水谷豊(62)が、主演映画「王妃の館」(橋本一監督、4月25日公開)で大胆にイメージチェンジする。劇場予告編でも未公開の主人公の画像を本紙が独占入手した。コメディー作品らしく“笑撃的”に変身。白髪交じりのおかっぱ頭で花柄のシャツとジャケットを羽織りウインクしている。演じたのは天才小説家の北白川右京。テレビ朝日系「相棒」で同じ名前の杉下右京を演じているが、ダンディーな印象を大きく覆すルックスに仕上がっている。

 実はこの姿をデザインしたのは、水谷自身だった。数多くの役柄を演じてきたが、自分でペンを握り、デザインを考案したのは初めて。映画原作は作家浅田次郎氏(63)の同名小説。水谷は「原作を読んだ時、ビジュアルが降りてきました。つかみどころのないキャラクターを、どんなふうに作り込もうかと皆で打ち合わせを重ねていた時、自分の中に降りてきたビジュアルをサラサラと紙に描いてみました」。衣装デザイナーもデザイン画を見て「ピンときた」と布選びからこだわって完成させた。浅田氏は「最初は驚きましたが、小説家はどこか社会性を欠いているのは確か。どんな格好をしていても不思議じゃないから、なるほどという感じ」と話す。

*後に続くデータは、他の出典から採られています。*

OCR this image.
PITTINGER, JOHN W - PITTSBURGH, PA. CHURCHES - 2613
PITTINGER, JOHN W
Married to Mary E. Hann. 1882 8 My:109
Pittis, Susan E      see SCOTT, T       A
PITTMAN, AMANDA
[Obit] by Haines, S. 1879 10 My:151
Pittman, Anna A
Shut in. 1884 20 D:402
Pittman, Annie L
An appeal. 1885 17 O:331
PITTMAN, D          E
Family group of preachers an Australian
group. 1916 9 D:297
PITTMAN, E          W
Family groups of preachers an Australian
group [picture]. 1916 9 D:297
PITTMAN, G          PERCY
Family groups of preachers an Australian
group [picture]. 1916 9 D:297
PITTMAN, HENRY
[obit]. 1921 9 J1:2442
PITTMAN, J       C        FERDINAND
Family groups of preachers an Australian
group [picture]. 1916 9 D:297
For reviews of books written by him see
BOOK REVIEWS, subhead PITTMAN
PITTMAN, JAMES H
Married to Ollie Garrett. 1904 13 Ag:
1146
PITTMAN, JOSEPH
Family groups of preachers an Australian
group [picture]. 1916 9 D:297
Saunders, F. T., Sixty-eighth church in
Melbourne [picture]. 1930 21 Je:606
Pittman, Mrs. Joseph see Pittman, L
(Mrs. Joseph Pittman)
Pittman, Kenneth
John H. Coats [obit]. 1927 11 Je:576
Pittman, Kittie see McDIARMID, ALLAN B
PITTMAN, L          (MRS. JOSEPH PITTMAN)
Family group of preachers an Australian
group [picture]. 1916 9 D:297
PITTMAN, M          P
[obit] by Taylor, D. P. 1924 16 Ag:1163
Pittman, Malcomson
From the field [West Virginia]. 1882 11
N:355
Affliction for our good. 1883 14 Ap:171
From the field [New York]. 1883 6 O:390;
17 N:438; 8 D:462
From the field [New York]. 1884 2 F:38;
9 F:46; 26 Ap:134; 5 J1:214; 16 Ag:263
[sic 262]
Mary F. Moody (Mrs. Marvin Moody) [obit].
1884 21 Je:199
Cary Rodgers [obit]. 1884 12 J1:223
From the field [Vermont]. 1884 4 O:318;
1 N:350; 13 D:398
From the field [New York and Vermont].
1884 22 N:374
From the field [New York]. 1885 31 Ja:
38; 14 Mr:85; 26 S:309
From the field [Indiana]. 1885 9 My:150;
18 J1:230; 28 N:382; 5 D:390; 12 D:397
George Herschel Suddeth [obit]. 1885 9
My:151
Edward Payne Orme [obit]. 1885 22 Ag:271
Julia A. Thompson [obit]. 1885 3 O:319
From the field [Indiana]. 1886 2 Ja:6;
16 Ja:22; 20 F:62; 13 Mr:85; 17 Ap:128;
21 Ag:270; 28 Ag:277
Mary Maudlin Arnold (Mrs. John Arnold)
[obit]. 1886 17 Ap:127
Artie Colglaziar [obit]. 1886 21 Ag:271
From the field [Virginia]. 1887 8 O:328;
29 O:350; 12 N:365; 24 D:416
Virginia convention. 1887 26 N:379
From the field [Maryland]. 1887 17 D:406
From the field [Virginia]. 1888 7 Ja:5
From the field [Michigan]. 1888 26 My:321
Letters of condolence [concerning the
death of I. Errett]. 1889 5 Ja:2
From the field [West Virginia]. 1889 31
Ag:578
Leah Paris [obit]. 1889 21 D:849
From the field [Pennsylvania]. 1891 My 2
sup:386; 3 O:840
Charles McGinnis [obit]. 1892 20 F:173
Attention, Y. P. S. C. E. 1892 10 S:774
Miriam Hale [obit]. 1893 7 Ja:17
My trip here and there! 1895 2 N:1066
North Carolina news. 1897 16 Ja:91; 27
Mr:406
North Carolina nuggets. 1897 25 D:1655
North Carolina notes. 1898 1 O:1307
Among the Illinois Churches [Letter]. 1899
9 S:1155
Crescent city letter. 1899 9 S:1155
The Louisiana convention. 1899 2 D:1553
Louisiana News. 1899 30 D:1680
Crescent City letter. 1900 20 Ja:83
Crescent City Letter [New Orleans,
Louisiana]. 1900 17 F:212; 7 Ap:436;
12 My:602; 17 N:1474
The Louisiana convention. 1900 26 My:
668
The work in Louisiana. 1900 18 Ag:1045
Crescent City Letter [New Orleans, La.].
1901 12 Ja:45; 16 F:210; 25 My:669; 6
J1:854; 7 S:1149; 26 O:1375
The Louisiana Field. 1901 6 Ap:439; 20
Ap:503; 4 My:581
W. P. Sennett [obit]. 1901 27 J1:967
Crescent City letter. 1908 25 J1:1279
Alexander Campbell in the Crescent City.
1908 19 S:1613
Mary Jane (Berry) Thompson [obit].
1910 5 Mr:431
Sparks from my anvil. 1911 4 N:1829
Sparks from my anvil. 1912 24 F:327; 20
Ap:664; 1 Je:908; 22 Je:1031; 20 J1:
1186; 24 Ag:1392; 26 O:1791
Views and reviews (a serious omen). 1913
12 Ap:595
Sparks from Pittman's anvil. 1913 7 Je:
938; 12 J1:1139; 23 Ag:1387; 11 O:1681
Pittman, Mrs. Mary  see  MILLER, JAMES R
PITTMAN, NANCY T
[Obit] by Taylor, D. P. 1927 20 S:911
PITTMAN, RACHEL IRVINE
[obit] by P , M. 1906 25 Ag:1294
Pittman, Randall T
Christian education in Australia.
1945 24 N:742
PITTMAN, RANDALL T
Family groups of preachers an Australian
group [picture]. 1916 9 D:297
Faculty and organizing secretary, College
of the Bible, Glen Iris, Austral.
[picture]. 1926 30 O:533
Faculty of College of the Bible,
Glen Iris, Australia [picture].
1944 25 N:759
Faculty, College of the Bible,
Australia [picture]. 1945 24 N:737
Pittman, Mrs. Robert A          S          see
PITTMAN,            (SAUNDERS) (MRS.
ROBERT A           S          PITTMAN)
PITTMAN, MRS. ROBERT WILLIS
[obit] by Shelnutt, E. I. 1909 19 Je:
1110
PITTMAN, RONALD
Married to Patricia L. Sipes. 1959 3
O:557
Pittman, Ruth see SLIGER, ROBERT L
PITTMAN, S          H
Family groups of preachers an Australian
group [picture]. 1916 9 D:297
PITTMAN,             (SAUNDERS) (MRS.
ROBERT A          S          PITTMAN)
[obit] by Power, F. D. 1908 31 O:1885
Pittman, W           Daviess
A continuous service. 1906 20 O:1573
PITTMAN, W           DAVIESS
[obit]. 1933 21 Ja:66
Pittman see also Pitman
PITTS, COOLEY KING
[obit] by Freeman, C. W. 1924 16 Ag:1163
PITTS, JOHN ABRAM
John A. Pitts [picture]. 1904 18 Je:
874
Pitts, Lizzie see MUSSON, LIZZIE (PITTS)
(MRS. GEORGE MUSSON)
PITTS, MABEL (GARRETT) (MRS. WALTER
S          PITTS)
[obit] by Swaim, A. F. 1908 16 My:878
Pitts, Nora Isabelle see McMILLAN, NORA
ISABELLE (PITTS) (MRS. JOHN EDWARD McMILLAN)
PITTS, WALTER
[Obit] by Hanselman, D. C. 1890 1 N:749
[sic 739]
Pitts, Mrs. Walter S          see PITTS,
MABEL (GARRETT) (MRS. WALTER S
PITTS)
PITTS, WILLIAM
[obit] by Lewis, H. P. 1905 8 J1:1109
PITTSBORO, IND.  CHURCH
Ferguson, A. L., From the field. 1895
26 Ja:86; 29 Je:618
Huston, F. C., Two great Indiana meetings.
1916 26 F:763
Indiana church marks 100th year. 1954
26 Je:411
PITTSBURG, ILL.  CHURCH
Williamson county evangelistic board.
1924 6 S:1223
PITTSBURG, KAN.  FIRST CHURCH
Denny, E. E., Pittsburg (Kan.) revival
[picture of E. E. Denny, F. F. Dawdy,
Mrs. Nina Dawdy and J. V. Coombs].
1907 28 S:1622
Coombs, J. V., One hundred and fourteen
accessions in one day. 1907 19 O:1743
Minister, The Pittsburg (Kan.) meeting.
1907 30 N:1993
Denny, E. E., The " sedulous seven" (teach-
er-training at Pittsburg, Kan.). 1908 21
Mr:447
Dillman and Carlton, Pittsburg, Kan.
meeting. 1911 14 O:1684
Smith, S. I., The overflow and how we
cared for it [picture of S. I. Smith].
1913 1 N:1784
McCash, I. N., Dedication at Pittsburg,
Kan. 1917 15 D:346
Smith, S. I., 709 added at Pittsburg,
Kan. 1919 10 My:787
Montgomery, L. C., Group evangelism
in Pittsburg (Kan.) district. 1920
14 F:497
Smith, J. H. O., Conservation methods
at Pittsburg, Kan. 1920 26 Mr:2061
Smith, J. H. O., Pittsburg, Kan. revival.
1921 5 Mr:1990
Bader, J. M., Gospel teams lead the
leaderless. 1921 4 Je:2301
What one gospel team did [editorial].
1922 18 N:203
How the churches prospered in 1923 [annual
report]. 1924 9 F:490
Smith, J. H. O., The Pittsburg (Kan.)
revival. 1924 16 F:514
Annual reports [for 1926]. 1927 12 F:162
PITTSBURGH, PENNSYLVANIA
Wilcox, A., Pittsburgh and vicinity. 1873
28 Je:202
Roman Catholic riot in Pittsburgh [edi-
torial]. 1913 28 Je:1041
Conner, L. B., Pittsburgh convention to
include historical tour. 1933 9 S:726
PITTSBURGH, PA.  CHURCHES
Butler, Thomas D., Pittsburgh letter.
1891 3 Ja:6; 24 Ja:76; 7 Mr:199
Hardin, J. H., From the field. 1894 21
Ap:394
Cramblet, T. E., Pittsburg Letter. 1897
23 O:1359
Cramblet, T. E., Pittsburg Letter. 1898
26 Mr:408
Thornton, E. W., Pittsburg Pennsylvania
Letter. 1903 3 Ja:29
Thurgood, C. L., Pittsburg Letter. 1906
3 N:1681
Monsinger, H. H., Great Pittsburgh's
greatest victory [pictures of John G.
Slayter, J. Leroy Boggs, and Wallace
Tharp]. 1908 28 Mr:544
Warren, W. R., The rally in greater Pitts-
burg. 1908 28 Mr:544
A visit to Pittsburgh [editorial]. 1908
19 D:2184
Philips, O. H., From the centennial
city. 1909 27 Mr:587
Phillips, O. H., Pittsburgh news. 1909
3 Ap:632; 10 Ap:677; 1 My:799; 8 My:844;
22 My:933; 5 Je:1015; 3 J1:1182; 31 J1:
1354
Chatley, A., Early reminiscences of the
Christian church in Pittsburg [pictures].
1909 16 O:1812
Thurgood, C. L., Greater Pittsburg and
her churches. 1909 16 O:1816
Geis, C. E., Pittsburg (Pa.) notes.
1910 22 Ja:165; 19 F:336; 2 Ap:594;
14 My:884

 映画の撮影はパリで行われた。水谷は「あの格好で街を歩いていたら、たくさんのフランス人に声を掛けられました。コスチュームもヘアスタイルも普段『相棒』を見てくださっている方は、びっくりするかもしれませんが、僕はとても気に入っています。普段も着たいほど」と話している。

 ◆映画「王妃の館」

 作家の北白川右京は取材旅行でパリに。王妃の館と呼ばれるホテルのスイートルームに宿泊するツアーは1泊150万~200万円。ところが倒産寸前の旅行会社が、右京らが観光で部屋を空ける時間帯に、格安ツアーで集めた別の客を過ごさせる二重売りをしていた。癖のある客がそろい、計画は思わぬ方向へ…。